In recent weeks, Egypt’s state and private television stations have bombarded viewers with calls to espouse “bold economic reforms” and avoid extravagance.

“The situation is affecting all classes and compelling them to reconsider their ways of living,” said Nadia, a lawyer and a mother of two.

“My business as a lawyer has suffered too with many clients unable to pay fees on time. I add what I earn to the salary of my husband who works at a consultancy firm in order to cover our monthly expenses,” added Nadia, who declined to give her full name for fear of what she called “social embarrassment”.

“With our monthly average income of 7,000 pounds [Dh1,478] we can hardly cope with increasing costs of living. The private language school of my two sons increased their fees by 20 per cent due to the pound flotation and fuel price increases. We begrudgingly accepted the hike in fees because we cannot register the boys in another school as we are almost mid-year. But I and my husband have agreed to find a less expensive school for them next year. “

Nadia devotes more of her time than before to revise lessons of her two children who are in the fifth and seventh grades respectively in order to save money spent on private tuition.
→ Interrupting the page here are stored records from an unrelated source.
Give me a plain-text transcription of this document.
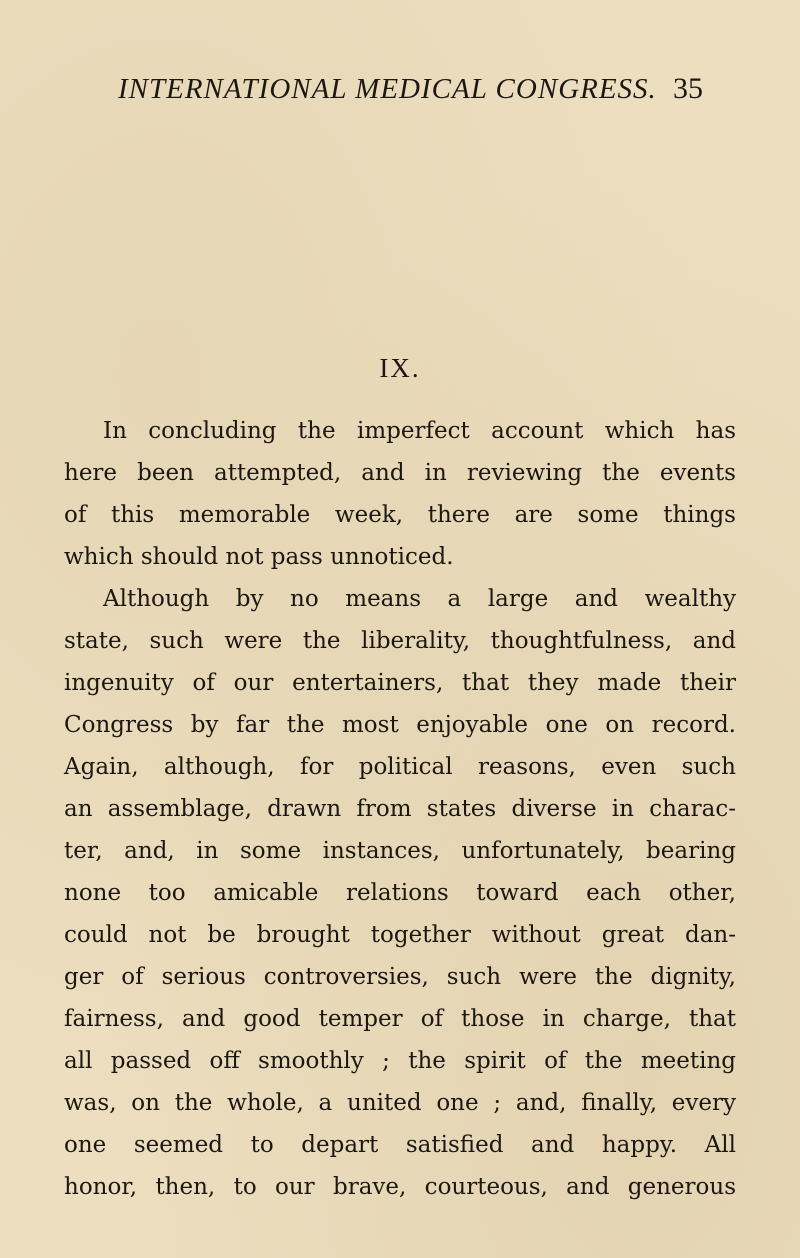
INTERNATIONAL MEDICAL CONGRESS. 35
IX.
In concluding the imperfect account which has
here been attempted, and in reviewing the events
of this memorable week, there are some things
which should not pass unnoticed.
Although by no means a large and wealthy
state, such were the liberality, thoughtfulness, and
ingenuity of our entertainers, that they made their
Congress by far the most enjoyable one on record.
Again, although, for political reasons, even such
an assemblage, drawn from states diverse in charac-
ter, and, in some instances, unfortunately, bearing
none too amicable relations toward each other,
could not be brought together without great dan-
ger of serious controversies, such were the dignity,
fairness, and good temper of those in charge, that
all passed off smoothly ; the spirit of the meeting
was, on the whole, a united one ; and, finally, every
one seemed to depart satisfied and happy. All
honor, then, to our brave, courteous, and generous
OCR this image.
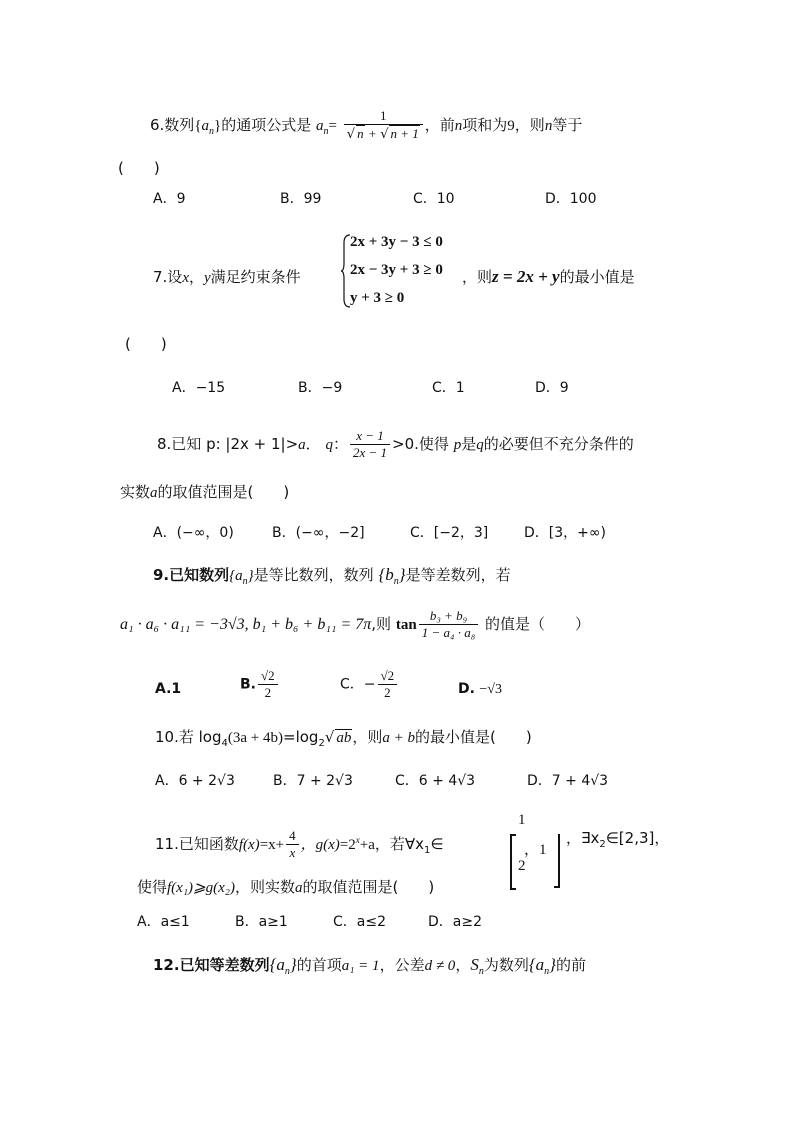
6.数列$\{a_n\}$的通项公式是 $a_n= \frac{1}{√ n + √ n + 1}$ ，前n项和为9，则n等于
(　　)
A．9	B．99	C．10	D．100
7.设x，y满足约束条件
2x + 3y − 3 ≤ 0
2x − 3y + 3 ≥ 0
y + 3 ≥ 0
，则z = 2x + y的最小值是
(　　)
A．−15	B．−9	C．1	D．9
8.已知 p: |2x + 1|>a． q： $\frac{x - 1}{2x - 1} >0$.使得 p是q的必要但不充分条件的
实数a的取值范围是(　　)
A．(−∞，0)	B．(−∞，−2]	C．[−2，3]	D．[3，+∞)
9.已知数列$\{a_n\}$是等比数列，数列 $\{b_n\}$是等差数列，若
a₁ · a₆ · a₁₁ = −3√3, b₁ + b₆ + b₁₁ = 7π,则 $\tan \frac{\text{b₃ + b₉}}{\text{1 − a₄ · a₈}}$ 的值是（　　）
A.1	B. $\frac{√2}{2}$	C．− $\frac{√2}{2}$	D. −√3
10.若 $\log_4(3a + 4b)=\log_2√$ ab，则a + b的最小值是(　　)
A．6 + 2√3	B．7 + 2√3	C．6 + 4√3	D．7 + 4√3
11.已知函数$f(x)=x+ \frac{4}{x}$ ，$g(x)=2^x+a$，若$\forall x_1\in$
1
2
，1
，$\exists x_2\in[2,3]$，
使得f(x₁)⩾g(x₂)，则实数a的取值范围是(　　)
A．a≤1	B．a≥1	C．a≤2	D．a≥2
12.已知等差数列$\{a_n\}$的首项a₁ = 1，公差d ≠ 0，$S_n$为数列$\{a_n\}$的前
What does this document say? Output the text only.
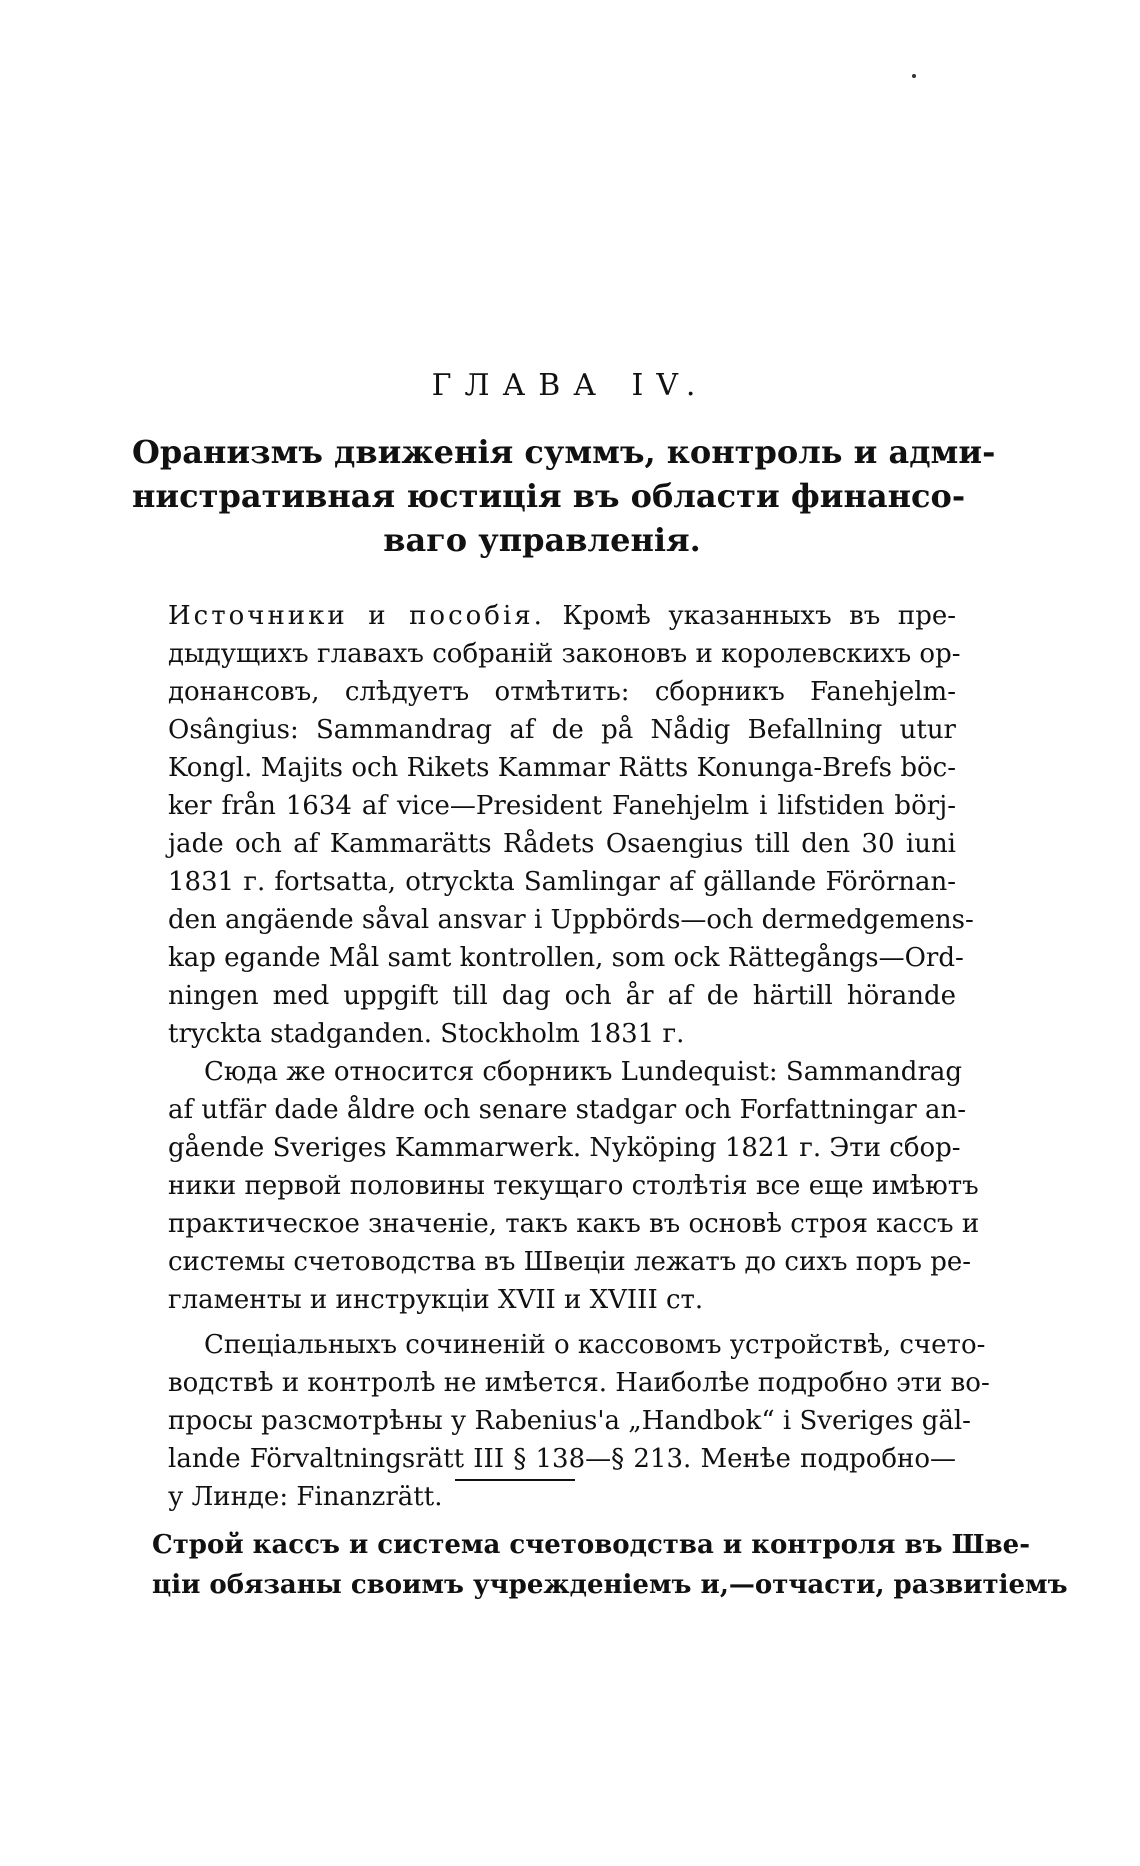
ГЛАВА IV.
Оранизмъ движенія суммъ, контроль и адми-
нистративная юстиція въ области финансо-
ваго управленія.
Источники и пособія. Кромѣ указанныхъ въ пре-
дыдущихъ главахъ собраній законовъ и королевскихъ ор-
донансовъ, слѣдуетъ отмѣтить: сборникъ Fanehjelm-
Osângius: Sammandrag af de på Nådig Befallning utur
Kongl. Majits och Rikets Kammar Rätts Konunga-Brefs böc-
ker från 1634 af vice—President Fanehjelm i lifstiden börj-
jade och af Kammarätts Rådets Osaengius till den 30 iuni
1831 г. fortsatta, otryckta Samlingar af gällande Förörnan-
den angäende såval ansvar i Uppbörds—och dermedgemens-
kap egande Mål samt kontrollen, som ock Rättegångs—Ord-
ningen med uppgift till dag och år af de härtill hörande
tryckta stadganden. Stockholm 1831 г.
Сюда же относится сборникъ Lundequist: Sammandrag
af utfär dade åldre och senare stadgar och Forfattningar an-
gående Sveriges Kammarwerk. Nyköping 1821 г. Эти сбор-
ники первой половины текущаго столѣтія все еще имѣютъ
практическое значеніе, такъ какъ въ основѣ строя кассъ и
системы счетоводства въ Швеціи лежатъ до сихъ поръ ре-
гламенты и инструкціи XVII и XVIII ст.
Спеціальныхъ сочиненій о кассовомъ устройствѣ, счето-
водствѣ и контролѣ не имѣется. Наиболѣе подробно эти во-
просы разсмотрѣны у Rabenius'a „Handbok“ i Sveriges gäl-
lande Förvaltningsrätt III § 138—§ 213. Менѣе подробно—
у Линде: Finanzrätt.
Строй кассъ и система счетоводства и контроля въ Шве-
ціи обязаны своимъ учрежденіемъ и,—отчасти, развитіемъ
“I have also set up a group on the Facebook with mothers of other children in the same grades of my sons to exchange information about lessons.”

The Egyptian government has promised to boost social safety networks in order to cushion the impact of recent economic measures on the limited-income brackets.

Hanan Fat’hi, a widowed mother of four, is not waiting for these promises to be fulfilled. She has already reworked her family’s lifestyle.

“Instead of buying jams, I now make jams of orange and strawberry at home. They are cheaper and plentiful,” Hanan said. “I also preserve vegetables to be eaten as pickles at home,” she added, referring to a type of popular appetisers in Egypt. The 43-year-old home-maker gets a monthly income of around LE2,400 (Dh506) from her late husband’s pension and interest rates from a bank deposit.

“I have decreased quantities of food I cook daily so that nothing will be thrown away,” she said. I have also reduced my family’s meat consumption and replaced it with other sources of protein such as beans and lentils,” Hanan added. “I heard them saying on television that vegetable proteins are healthier than meat. They are also cheaper and fill the hungry stomachs.”